Desde detrás de un arce, Perna se preguntó confundida: «Treinta mil libras es realmente mucho, pero ¿la madre de la duquesa realmente casaría a su hija con un hombre que no le gusta solo por el dinero?»
Eman susurró:
—He oído que los bienes e influencia de la familia ducal de Villar son administrados por el General Mayor Villar—oh, ese es el tío de la señorita Emilie.
—Parece que posiblemente ha usurpado el control de la señorita Emilie y su madre, manteniendo todo firmemente en sus manos.
Joseph se burló:
—Planes tan astutos, para forzar a su propio hijo a casarse con la señorita Emilie, entonces todo lo que posee la Duquesa de Villar se convertiría en suyo.
Perna apretó los dientes con rabia:
—¡Sinvergüenza!
¡Esto es totalmente desvergonzado!
La “florista” habló, y luego miró a Andre cerca, con un tono burlón dijo:
—Oh, ¿no eres tú ese pequeño oficial de Soissons?
Realmente conseguiste asistir a un baile en el Palacio de Versalles, ¿qué pasa?
¿Todavía no renuncias a mi Emilie?
Andre había sido invitado al baile como recompensa por su servicio militar.
Miró furioso al hombre:
—Estoy profundamente enamorado de Emilie, ¡y ella me ama!

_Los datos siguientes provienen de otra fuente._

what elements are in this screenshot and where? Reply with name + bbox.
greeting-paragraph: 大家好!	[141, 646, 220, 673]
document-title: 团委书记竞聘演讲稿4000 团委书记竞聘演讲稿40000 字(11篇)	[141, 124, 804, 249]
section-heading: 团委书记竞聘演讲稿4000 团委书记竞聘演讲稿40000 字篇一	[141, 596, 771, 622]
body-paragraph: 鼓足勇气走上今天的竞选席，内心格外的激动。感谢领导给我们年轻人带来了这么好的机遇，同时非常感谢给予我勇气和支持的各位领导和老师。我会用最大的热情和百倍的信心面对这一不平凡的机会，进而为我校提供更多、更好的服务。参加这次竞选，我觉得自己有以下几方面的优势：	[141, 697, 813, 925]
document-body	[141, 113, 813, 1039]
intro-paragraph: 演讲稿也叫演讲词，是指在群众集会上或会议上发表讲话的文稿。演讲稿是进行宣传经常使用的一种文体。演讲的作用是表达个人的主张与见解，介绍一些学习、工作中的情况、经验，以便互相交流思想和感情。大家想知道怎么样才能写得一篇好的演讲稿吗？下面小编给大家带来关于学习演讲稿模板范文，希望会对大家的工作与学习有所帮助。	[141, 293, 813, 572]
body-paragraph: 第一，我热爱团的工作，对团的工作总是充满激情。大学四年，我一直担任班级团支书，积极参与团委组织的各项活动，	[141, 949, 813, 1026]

¡No permitiré que se case contigo!
—Ja ja —la “florista” de repente se rió—, ¿alguien como tú aspira a casarse con la Duquesa de Villar?
—¿Sabes cuánto cuesta mantener la mansión ducal de Villar?

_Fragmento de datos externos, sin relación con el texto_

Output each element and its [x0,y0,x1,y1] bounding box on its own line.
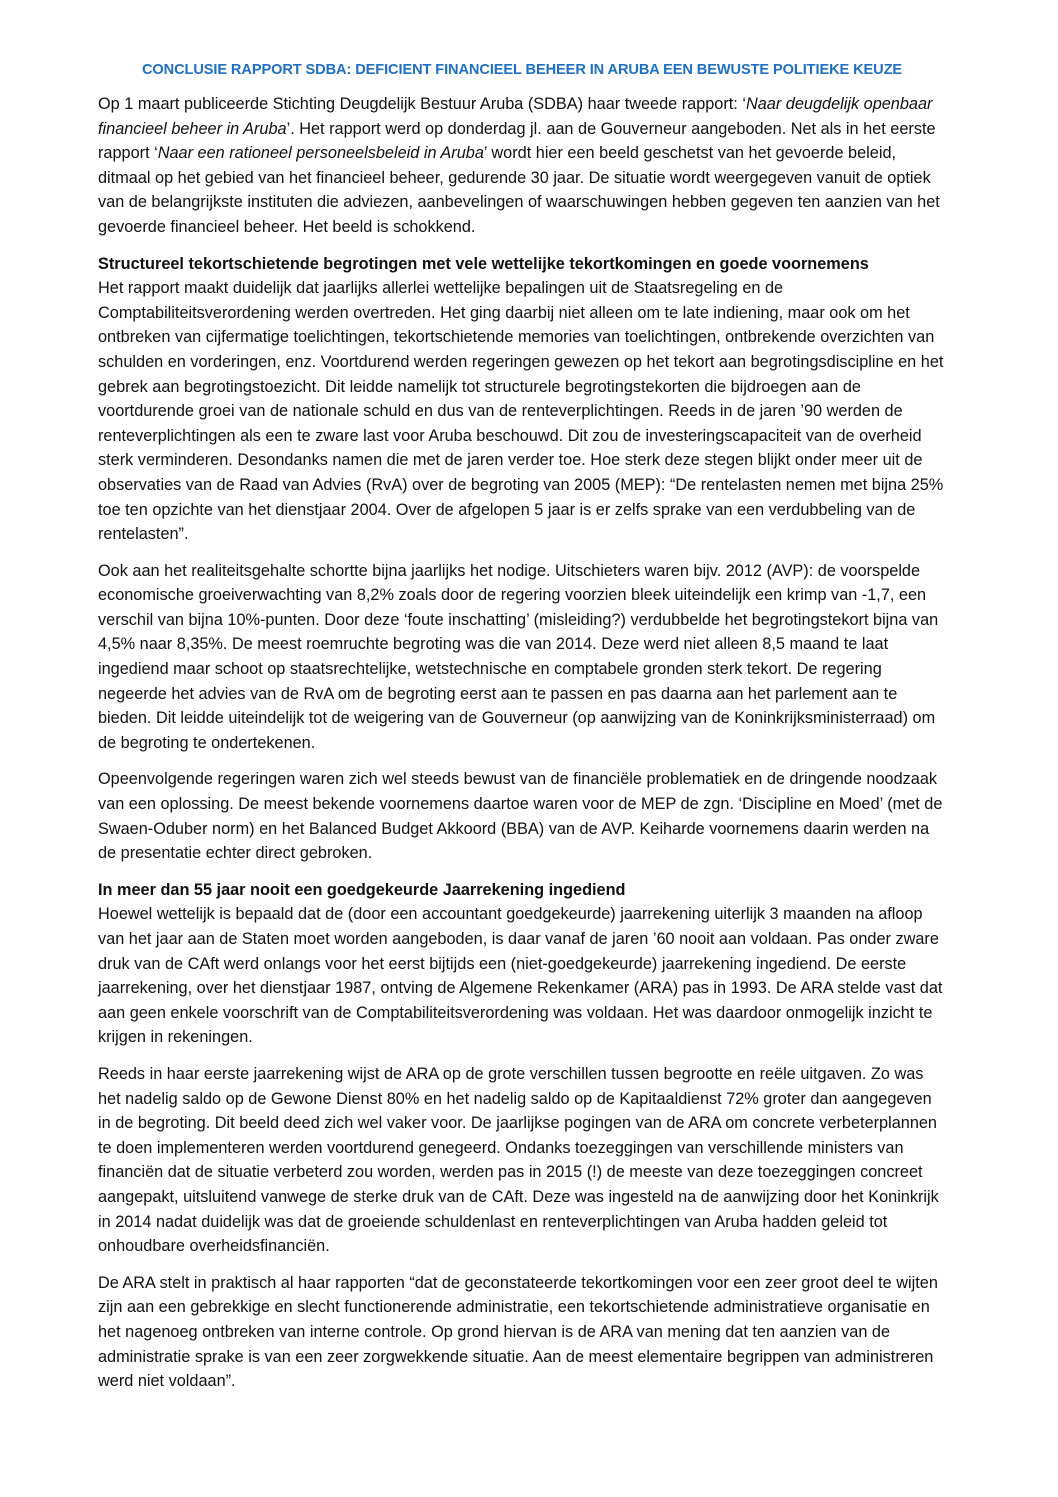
intro-text-2: ’. Het rapport werd op donderdag jl. aan de Gouverneur aangeboden. Net als in het eerste rapport ‘ [98,119,936,163]
section1-heading: Structureel tekortschietende begrotingen met vele wettelijke tekortkomingen en goede voornemens [98,254,869,273]
section1-body: Het rapport maakt duidelijk dat jaarlijks allerlei wettelijke bepalingen uit de Staatsregeling en de Comptabiliteitsverordening werden overtreden. Het ging daarbij niet alleen om te late indiening, maar ook om het ontbreken van cijfermatige toelichtingen, tekortschietende memories van toelichtingen, ontbrekende overzichten van schulden en vorderingen, enz. Voortdurend werden regeringen gewezen op het tekort aan begrotingsdiscipline en het gebrek aan begrotingstoezicht. Dit leidde namelijk tot structurele begrotingstekorten die bijdroegen aan de voortdurende groei van de nationale schuld en dus van de renteverplichtingen. Reeds in de jaren ’90 werden de renteverplichtingen als een te zware last voor Aruba beschouwd. Dit zou de investeringscapaciteit van de overheid sterk verminderen. Desondanks namen die met de jaren verder toe. Hoe sterk deze stegen blijkt onder meer uit de observaties van de Raad van Advies (RvA) over de begroting van 2005 (MEP): “De rentelasten nemen met bijna 25% toe ten opzichte van het dienstjaar 2004. Over de afgelopen 5 jaar is er zelfs sprake van een verdubbeling van de rentelasten”. [98,279,944,544]
section2-paragraph-2: Reeds in haar eerste jaarrekening wijst de ARA op de grote verschillen tussen begrootte en reële uitgaven. Zo was het nadelig saldo op de Gewone Dienst 80% en het nadelig saldo op de Kapitaaldienst 72% groter dan aangegeven in de begroting. Dit beeld deed zich wel vaker voor. De jaarlijkse pogingen van de ARA om concrete verbeterplannen te doen implementeren werden voortdurend genegeerd. Ondanks toezeggingen van verschillende ministers van financiën dat de situatie verbeterd zou worden, werden pas in 2015 (!) de meeste van deze toezeggingen concreet aangepakt, uitsluitend vanwege de sterke druk van de CAft. Deze was ingesteld na de aanwijzing door het Koninkrijk in 2014 nadat duidelijk was dat de groeiende schuldenlast en renteverplichtingen van Aruba hadden geleid tot onhoudbare overheidsfinanciën. [98,1064,939,1256]
intro-text-1: Op 1 maart publiceerde Stichting Deugdelijk Bestuur Aruba (SDBA) haar tweede rapport: ‘ [98,95,746,113]
section2-paragraph [98,878,946,1050]
intro-paragraph [98,92,946,240]
section1-paragraph-3: Opeenvolgende regeringen waren zich wel steeds bewust van de financiële problematiek en de dringende noodzaak van een oplossing. De meest bekende voornemens daartoe waren voor de MEP de zgn. ‘Discipline en Moed’ (met de Swaen-Oduber norm) en het Balanced Budget Akkoord (BBA) van de AVP. Keiharde voornemens daarin werden na de presentatie echter direct gebroken. [98,770,943,863]
section1-paragraph [98,252,946,547]
section2-body: Hoewel wettelijk is bepaald dat de (door een accountant goedgekeurde) jaarrekening uiterlijk 3 maanden na afloop van het jaar aan de Staten moet worden aangeboden, is daar vanaf de jaren ’60 nooit aan voldaan. Pas onder zware druk van de CAft werd onlangs voor het eerst bijtijds een (niet-goedgekeurde) jaarrekening ingediend. De eerste jaarrekening, over het dienstjaar 1987, ontving de Algemene Rekenkamer (ARA) pas in 1993. De ARA stelde vast dat aan geen enkele voorschrift van de Comptabiliteitsverordening was voldaan. Het was daardoor onmogelijk inzicht te krijgen in rekeningen. [98,905,943,1047]
document-title: CONCLUSIE RAPPORT SDBA: DEFICIENT FINANCIEEL BEHEER IN ARUBA EEN BEWUSTE POLITIEKE KEUZE [141,62,903,78]
report-title-2: Naar een rationeel personeelsbeleid in Aruba [157,144,484,163]
section1-paragraph-2: Ook aan het realiteitsgehalte schortte bijna jaarlijks het nodige. Uitschieters waren bijv. 2012 (AVP): de voorspelde economische groeiverwachting van 8,2% zoals door de regering voorzien bleek uiteindelijk een krimp van -1,7, een verschil van bijna 10%-punten. Door deze ‘foute inschatting’ (misleiding?) verdubbelde het begrotingstekort bijna van 4,5% naar 8,35%. De meest roemruchte begroting was die van 2014. Deze werd niet alleen 8,5 maand te laat ingediend maar schoot op staatsrechtelijke, wetstechnische en comptabele gronden sterk tekort. De regering negeerde het advies van de RvA om de begroting eerst aan te passen en pas daarna aan het parlement aan te bieden. Dit leidde uiteindelijk tot de weigering van de Gouverneur (op aanwijzing van de Koninkrijksministerraad) om de begroting te ondertekenen. [98,561,939,752]
intro-text-3: ’ wordt hier een beeld geschetst van het gevoerde beleid, ditmaal op het gebied van het financieel beheer, gedurende 30 jaar. De situatie wordt weergegeven vanuit de optiek van de belangrijkste instituten die adviezen, aanbevelingen of waarschuwingen hebben gegeven ten aanzien van het gevoerde financieel beheer. Het beeld is schokkend. [98,144,940,236]
section2-paragraph-3: De ARA stelt in praktisch al haar rapporten “dat de geconstateerde tekortkomingen voor een zeer groot deel te wijten zijn aan een gebrekkige en slecht functionerende administratie, een tekortschietende administratieve organisatie en het nagenoeg ontbreken van interne controle. Op grond hiervan is de ARA van mening dat ten aanzien van de administratie sprake is van een zeer zorgwekkende situatie. Aan de meest elementaire begrippen van administreren werd niet voldaan”. [98,1273,938,1391]
section2-heading: In meer dan 55 jaar nooit een goedgekeurde Jaarrekening ingediend [98,880,626,899]
report-title-1: Naar deugdelijk openbaar financieel beheer in Aruba [98,95,933,138]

Tu miserable salario apenas alcanzaría para dos días.
—Yo…
—Andre comenzó a responder pero se quedó algo ahogado.
La “florista” continuó:
—Escucha, incluso si Emilie se casara contigo contra todo pronóstico, solo convertiría a la familia Villar en un hazmerreír.
Su madre no podría levantar la cabeza frente a la nobleza, ¿por qué?
Adoptó un tono condescendiente:
—Oh, Lady Villar, ¡he oído que su hija se casó con un pobre teniente sin un título significativo!
¡Qué lamentable es usted!
—¡Tú!
—Los ojos de Andre ardían de furia, y de repente, se quitó el guante y lo arrojó al suelo, desenvainando su espada con fiereza—.
¡Yo, Louis André Davou, te desafío a un duelo!